Sonar blasts from military exercises and ever-present noise from commercial shipping engines are creating a cacophony in our seas – and if proposed seismic airgun testing moves forward in the Atlantic, the noise will soon become unbearable for some of the most beloved and charismatic creatures in the ocean.
During seismic airgun testing, deafening blasts of compressed air are shot from the surface of the sea miles under the seafloor to detect oil and gas deposits. The Department of the Interior is considering airgun testing from Delaware to Florida, which could have devastating impacts on marine mammals, sea turtles and fisheries.
If approved, the airgun blasts would occur every 10 seconds, 24 hours a day, for days to weeks on end. The government’s own scientists have estimated that seismic airguns would harm 138,500 dolphins and whales, injure critically endangered North Atlantic right whales and disrupt sea turtle nesting for threatened loggerheads.

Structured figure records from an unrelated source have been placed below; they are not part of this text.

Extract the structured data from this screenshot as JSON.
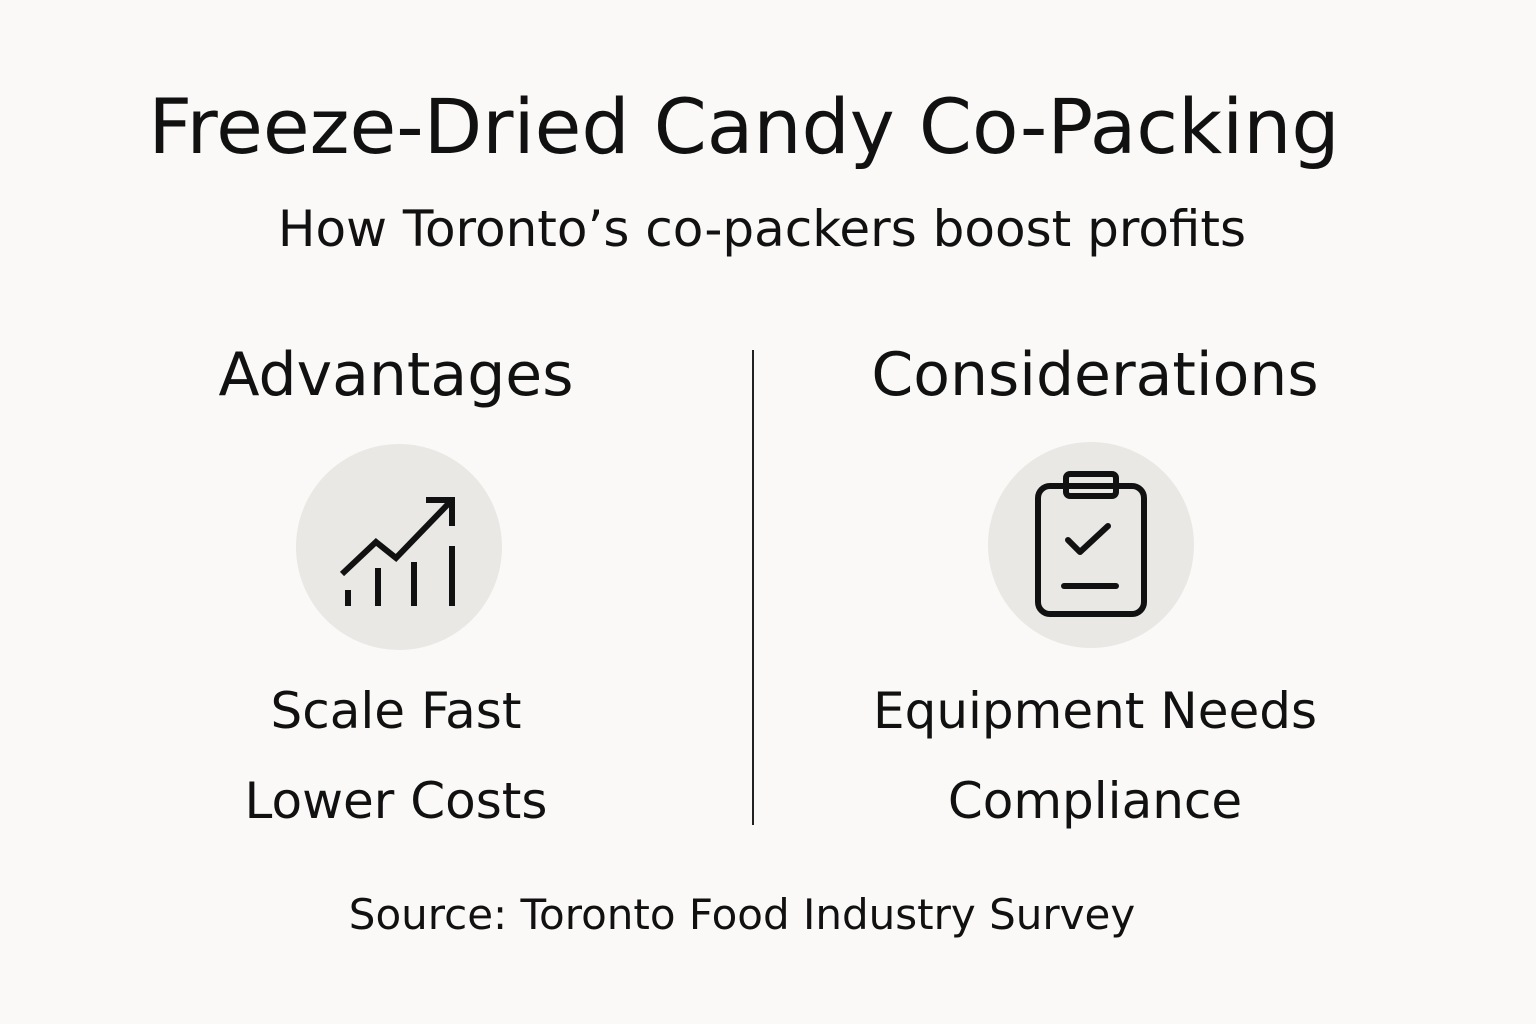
{
  "header": {
    "title": "Freeze-Dried Candy Co-Packing",
    "subtitle": "How Toronto’s co-packers boost profits"
  },
  "columns": [
    {
      "heading": "Advantages",
      "items": [
        "Scale Fast",
        "Lower Costs"
      ]
    },
    {
      "heading": "Considerations",
      "items": [
        "Equipment Needs",
        "Compliance"
      ]
    }
  ],
  "footer": {
    "source": "Source: Toronto Food Industry Survey"
  }
}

The ear-splitting blasts are especially damaging to marine mammals, for which deafness means almost certain death. Whales, dolphins and other marine mammals use high-pitched sound waves to find food and communicate with members of their pods. The blasts mask the communication of whales and dolphins and can make them abandon their habitat. The consistency of the noise disrupts vital behaviors such as mating and feeding, and at closer ranges airgun blasts can cause temporary and permanent hearing loss, which leads to beach strandings and death.
“A deaf whale is a dead whale. They need their hearing to survive,” said Matthew Huelsenbeck, a marine scientist at Oceana. “The amount of marine life harmed by airguns is simply unacceptable.”

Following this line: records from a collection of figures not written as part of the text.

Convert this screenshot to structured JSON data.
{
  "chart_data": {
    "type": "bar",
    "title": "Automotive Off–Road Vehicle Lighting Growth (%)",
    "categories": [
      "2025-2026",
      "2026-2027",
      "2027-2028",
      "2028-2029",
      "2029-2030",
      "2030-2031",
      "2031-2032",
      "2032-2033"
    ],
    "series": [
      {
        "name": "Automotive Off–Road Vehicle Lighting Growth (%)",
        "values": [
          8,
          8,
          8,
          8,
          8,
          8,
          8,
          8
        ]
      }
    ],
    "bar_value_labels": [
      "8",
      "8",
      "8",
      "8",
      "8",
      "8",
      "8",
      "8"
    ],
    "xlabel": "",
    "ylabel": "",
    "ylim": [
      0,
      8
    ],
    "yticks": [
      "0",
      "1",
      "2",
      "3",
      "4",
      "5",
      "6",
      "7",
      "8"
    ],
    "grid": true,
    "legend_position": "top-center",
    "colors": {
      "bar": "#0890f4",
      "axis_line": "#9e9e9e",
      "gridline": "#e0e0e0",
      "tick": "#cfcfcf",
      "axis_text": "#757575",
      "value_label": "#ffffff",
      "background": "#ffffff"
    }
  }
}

So why are sound waves in the ocean so damaging to marine life? Because of the way sound waves move through sea water. Unlike sunlight, which can’t go farther than a few hundred feet in the ocean, sound waves can travel for hundreds of miles.

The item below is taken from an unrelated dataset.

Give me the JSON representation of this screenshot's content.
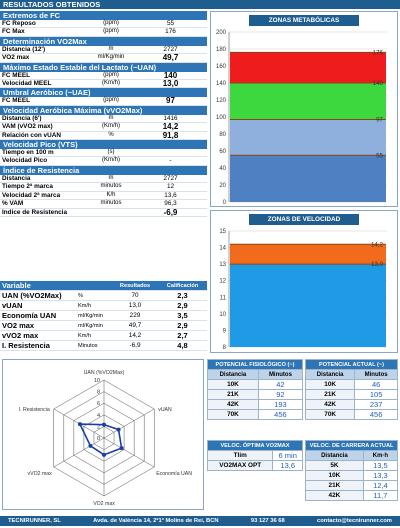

In addition to damaging whales and dolphins, the government predicts that the blasts would drive fish away from important feeding or fishing grounds, putting commercial and recreational fishing industries, which support more than 200,000 jobs and generate $11.8 billion in revenue, at risk. According to a study conducted in the Arctic Ocean, fisheries for cod and haddock showed decreased catch rates of 40 to 80 percent surrounding the use of a single airgun array. Around the world fishermen have received compensation after seismic companies have scared away their fish and decreased their catches.
What makes proposed seismic airgun testing even more absurd is that oil drilling on the Atlantic coast is banned until at least 2017, so the use of seismic airguns is not only damaging in the short-term, it’s premature at best and catastrophic at worst, in the case of an oil spill in the long run. “We should be focusing instead on offshore wind development, which would provide more jobs and energy than offshore drilling without the risks to the environment from seismic airguns, oil spills and carbon emissions,” said Huelsenbeck.
Oceana’s campaign to stop seismic airgun testing has included “noisemaking” protests in cities on the East Coast, including one across from the Department of the Interior building in Washington, D.C. Oceana also submitted 30,000 petitions and lobbied House and Senate members to send a letter to the President opposing seismic testing in the Atlantic.
After nine months of campaigning by Oceana, the Department of the Interior decided to delay their final decision on whether Atlantic seismic testing will be allowed. This final decision was originally scheduled for December 2012, but due to strong opposition it has been pushed back to late 2013 at the earliest.
The Atlantic isn’t the only ocean in the crosshairs. Conservationists scored a victory in November when the California Coastal Commission rejected a proposal by Pacific Gas and Electric to conduct seismic airgun testing in the ocean surrounding the Diablo Canyon Power Plant near Morro Bay, CA, citing the unacceptable harm to marine life. The proposal faced massive opposition from a wide coalition, including Oceana and commercial and recreational fishermen.
Oceana will continue to push back against seismic testing in the Atlantic in order to keep whales and dolphins safe, and to steer clear of offshore drilling.